山本もまた間接的に響に自信を奪われ、彼女の言葉で自信を取り戻す。
同じ物書きとして認めた存在(響)からの言葉だったからこそ、自信を取り戻せたのでしょう。
「他人は他人。自分は自分。」
この結末は、しかし、原作では「ライトノベル編」終盤(9巻)にあります。
6巻までには確かに無いんです。
しかし、山本の下りでも書きましたが、この結末があるのと無いのでは全然「響という女の子」の評価が変わっちゃいます。
響はある種自分本位で生きてますが、それによって、人生を好転させた人間がいるんです。
リカも山本も救われている。
その「救い」が抜け落ちているから、響も暴力女で終わってしまっている。
出発と経緯だけを原作6巻までの通りに纏めてしまったのは、非常に痛い所でした。
終わりに
とはいえ、結構ウケていたんですよね。
多くのシーンで笑い声が響いてました。
声からすると、恐らく40代より上の方々。
大人になって長い御仁らからすれば、響は「非常識で不快なキャラ」に映ってもおかしくないんじゃないかと思ったのですが、実際の所はそんなことないのかもしれません。

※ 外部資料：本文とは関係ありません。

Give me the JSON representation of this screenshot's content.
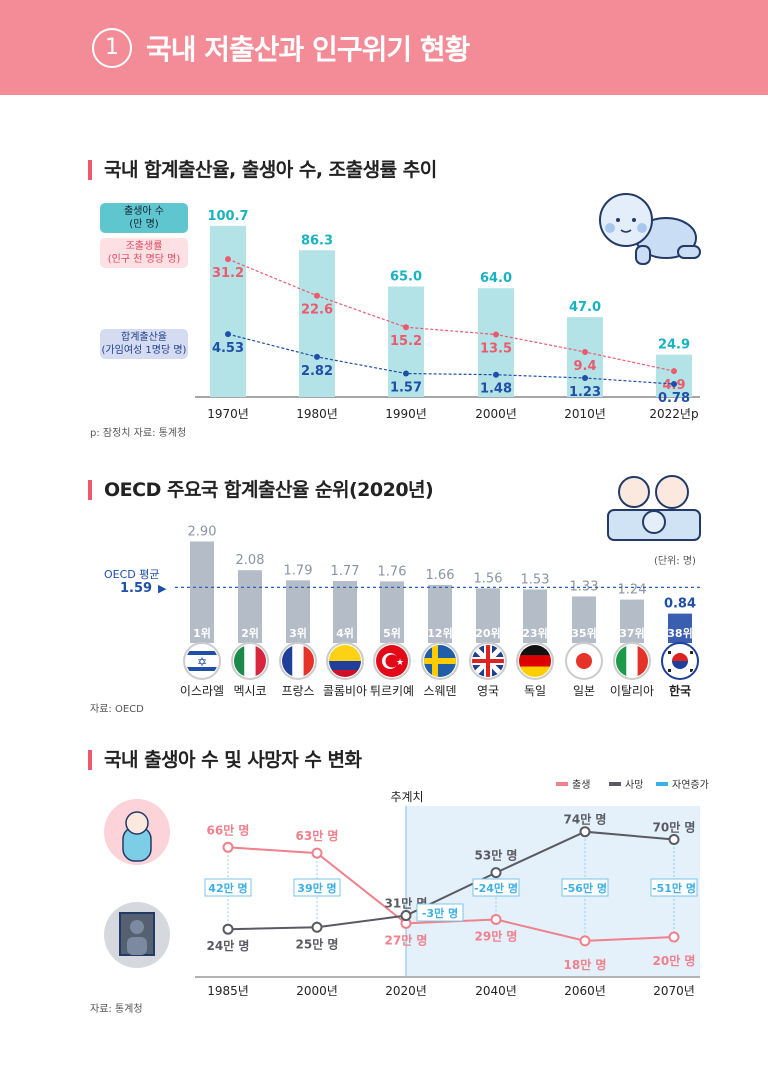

リアクションから察するに楽しまれていたようなので、そこは1人の原作ファンとしては嬉しい気分になりました。
なにより笑い声聞いてると、こちらも楽しい気分になるのでね。
映画の醍醐味ではありますよね。
響に影響された云々と小難しいことを考えずに、エキセントリックな響の活躍を肩の力を抜いて楽しむ映画として見るのが正解なのかもしれません。